The most compelling implications of the PPA relate to its favorable tax treatment of (1) benefits paid out in case of chronic illness and (2) charges to cover the cost of protection.

As previously discussed, the payment of benefits to cover LTC in an annuity is income tax-free. Now, let’s expand on that.

1. If a contract is a reimbursement contract, in which insureds submit claims and are paid for qualified LTC benefit expenses incurred, then all such payments are truly and totally free of income tax.

2. Other contracts are of a per diem nature, which means that the company pays a fixed monthly (or perhaps daily) benefit regardless of the expenditures actually incurred. For such contracts, the Act, or more precisely, Section 7702B of the Internal Revenue Code, stipulates a per diem rate, which changes annually with the rate of inflation. For 2008, the rate is $270 per day.

For such contracts, assuming a 30-day month, the contract could pay $8,100 monthly on a tax-free basis. Excess amounts payable would be subject to tax.

Further, one cannot buy a reimbursement contract and a per diem contract in order to get potentially an incremental layer of income tax-free benefits. The law will limit the actual tax-free amount in such cases.

3. The Act may lead to greatly increased exchange activity. Let’s assume a variable annuity had been purchased (post-HIPAA) with a $100,000 deposit and now has a value of $400,000. If the annuitant needs to utilize these funds in the current setting, he would have to take withdrawals on a last-in, first-out (LIFO basis), and thus pay tax on dollars needed for care. Effectively, he would have to bump up his withdrawals so that the after-tax value of the withdrawal would cover the LTC expenses.

Now let’s say, however, that the annuitant exchanges this VA for a contract that also provides an additional $200,000 of LTC protection. When dollars are paid out from this new contract to reimburse for LTC expenses, they all will be income tax-free. More precisely, portions of gain so paid out will not be taxed.

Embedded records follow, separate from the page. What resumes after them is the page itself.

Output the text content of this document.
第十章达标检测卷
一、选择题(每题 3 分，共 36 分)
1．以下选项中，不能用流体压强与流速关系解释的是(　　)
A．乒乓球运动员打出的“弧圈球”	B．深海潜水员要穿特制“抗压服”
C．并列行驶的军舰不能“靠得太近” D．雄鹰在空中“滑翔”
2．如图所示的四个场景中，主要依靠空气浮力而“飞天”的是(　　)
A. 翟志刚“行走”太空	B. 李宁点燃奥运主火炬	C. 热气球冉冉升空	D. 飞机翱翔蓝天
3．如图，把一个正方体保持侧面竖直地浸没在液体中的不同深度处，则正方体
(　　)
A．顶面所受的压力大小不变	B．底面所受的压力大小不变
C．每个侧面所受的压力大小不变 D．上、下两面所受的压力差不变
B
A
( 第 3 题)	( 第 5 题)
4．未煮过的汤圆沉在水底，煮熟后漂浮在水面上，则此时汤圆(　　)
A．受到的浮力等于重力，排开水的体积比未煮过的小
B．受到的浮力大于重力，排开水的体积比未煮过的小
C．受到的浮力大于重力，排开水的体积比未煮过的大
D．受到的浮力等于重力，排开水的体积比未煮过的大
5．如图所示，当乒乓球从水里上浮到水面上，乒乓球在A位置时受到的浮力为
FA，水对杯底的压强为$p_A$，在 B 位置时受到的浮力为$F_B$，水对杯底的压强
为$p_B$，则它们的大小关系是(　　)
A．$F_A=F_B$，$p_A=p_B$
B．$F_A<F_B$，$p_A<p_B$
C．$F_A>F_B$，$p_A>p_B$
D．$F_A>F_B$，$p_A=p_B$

Thus, the second contract effectively has been transformed from a tax-deferred vehicle to a tax-free vehicle when funds are used to pay for LTC expenses.

4. Initial payments of benefit, to the extent they result in reduction of cash value, may reduce the contract’s basis. The tax law is not completely clear on this point.

The treatment of charges is also favorable under these contracts. Consider:

Ordinarily, within deferred annuities, a distribution is taxed on a LIFO basis, meaning that the first dollars of withdrawal are presumed to come from contract gain, and only when the gain has been distributed will payments reduce basis.

But, in combination annuities, the LTC provisions (or separate rider) are treated as a separate contract, and so charges taken from the annuity to pay for the LTC are considered distributions.

Nevertheless, under the new law, such charges will not result in taxable income. Dollars are presumed to come first from basis, and then from gain, should the basis have been reduced to zero. The law specifically states that the charges will not result in taxable income, even the charges coming from gain. We do caution that this favorable treatment applies only for distributions made to cover the charges for qualified LTC coverage, as defined by the law.

The amount of development activity taking place today is solid evidence that the value of such benefit and charge treatment has been recognized.